6.2. MMP14 et le pronostic du carcinome de l’ovaire

L’essai clinique mené pour tester l’effet du thé vert chez les femmes atteintes de carcinome de l’ovaire n’avait pas pour objectif d’évaluer les mécanismes d’action potentiels du thé vert. Par contre, la littérature suggère que les MMPs pourraient être des cibles du thé vert (Trudel, Labbé et al. 2012). Parmi les MMPs potentiellement impliquées dans la réponse au thé vert, on retrouve la MMP14 (Trudel, Labbé et al. 2012). Bien que jouant un rôle important dans l’activation de la MMP2 (Strongin, Collier et al. 1995; Strongin 2010), qui a été largement étudiée dans le carcinome de l’ovaire, peu de groupes ont évalué l’effet de la MMP14 dans le carcinome de l’ovaire (Kamat, Fletcher et al. 2006).

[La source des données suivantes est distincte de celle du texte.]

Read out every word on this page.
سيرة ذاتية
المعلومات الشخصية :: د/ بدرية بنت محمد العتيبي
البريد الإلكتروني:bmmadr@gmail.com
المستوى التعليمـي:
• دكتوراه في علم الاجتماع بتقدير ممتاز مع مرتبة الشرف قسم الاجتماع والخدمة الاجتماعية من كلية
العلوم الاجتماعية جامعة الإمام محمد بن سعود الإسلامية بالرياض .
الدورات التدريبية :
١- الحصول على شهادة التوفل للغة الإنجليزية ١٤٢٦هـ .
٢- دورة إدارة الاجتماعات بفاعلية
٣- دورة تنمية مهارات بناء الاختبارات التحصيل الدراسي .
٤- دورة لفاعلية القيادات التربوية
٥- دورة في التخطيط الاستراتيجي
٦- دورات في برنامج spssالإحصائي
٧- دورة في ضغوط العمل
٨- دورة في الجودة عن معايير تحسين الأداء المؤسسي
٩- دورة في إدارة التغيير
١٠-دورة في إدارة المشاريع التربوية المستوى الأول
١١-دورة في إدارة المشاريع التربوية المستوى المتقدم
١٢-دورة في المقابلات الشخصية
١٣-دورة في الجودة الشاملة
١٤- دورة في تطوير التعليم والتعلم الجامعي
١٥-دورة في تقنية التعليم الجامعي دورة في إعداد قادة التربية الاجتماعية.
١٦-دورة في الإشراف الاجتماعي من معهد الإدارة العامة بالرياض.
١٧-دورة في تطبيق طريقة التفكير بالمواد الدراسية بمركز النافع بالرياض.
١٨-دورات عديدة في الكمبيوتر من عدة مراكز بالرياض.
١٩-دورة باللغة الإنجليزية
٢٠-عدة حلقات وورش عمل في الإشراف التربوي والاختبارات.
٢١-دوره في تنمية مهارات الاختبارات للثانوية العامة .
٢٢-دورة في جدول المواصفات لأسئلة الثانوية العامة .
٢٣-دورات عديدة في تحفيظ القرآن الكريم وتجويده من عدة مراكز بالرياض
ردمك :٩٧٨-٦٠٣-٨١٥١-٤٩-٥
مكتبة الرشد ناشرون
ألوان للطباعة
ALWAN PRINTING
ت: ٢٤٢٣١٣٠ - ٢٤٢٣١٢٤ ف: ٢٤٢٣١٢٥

6.2.1. Associations entre la MMP14, les facteurs pronostiques du carcinome de

l’ovaire et la survie du carcinome de l’ovaire

Dans une cohorte de 160 femmes (stade III/IV : 72,2%, carcinomes séreux : 69,4%) traitées par chirurgie et chimiothérapie adjuvante, nous avons démontré que l’expression de la MMP14 était associée à des facteurs de meilleur pronostic (stade précoce, type histologique non-séreux et faibles niveaux de CA-125 préopératoires) dans le carcinome de l’ovaire. Dans la cohorte de 160 femmes ayant des cancers épithéliaux, cette protéine n’était pas un facteur pronostique indépendant. Cependant, chez les femmes atteintes d’un carcinome séreux, il y avait une association inverse entre les niveaux élevés d’expression de la MMP14 évaluée par analyse digitale et la progression/récidive. Cette association demeurait significative après prise en compte des facteurs pronostiques standards du carcinome de l’ovaire. Les résultats obtenus étaient similaires que l’expression de la MMP14 soit évaluée semi-quantitativement par des pathologistes ou par analyse d’image automatisée.

Après avoir mené des études préliminaires montrant que la faible expression de MMP14 était associée à un risque plus élevé de récidive du carcinome de l’ovaire (RR : 1,8; IC à 95% : 1,01-3,3) (Trudel, Popa et al. 2006), nous avons poursuivi l’étude de l’expression de la MMP14 par immunohistochimie en utilisant une cohorte différente. L’immunohistochimie est traditionnellement évaluée semi-quantitativement par un

pathologiste; cette méthode est par contre associée à une certaine variabilité inter et intra-observateur. Nous avons donc ajouté à notre étude un volet de comparaison de l’évaluation semi-quantitative usuelle à une évaluation informatisée. Dans cette étude, l’immunohistochimie a été réalisée manuellement à l’aide d’un anticorps polyclonal de lapin (1 :1000), incubé pendant une heure sans révélation d’antigène préalable.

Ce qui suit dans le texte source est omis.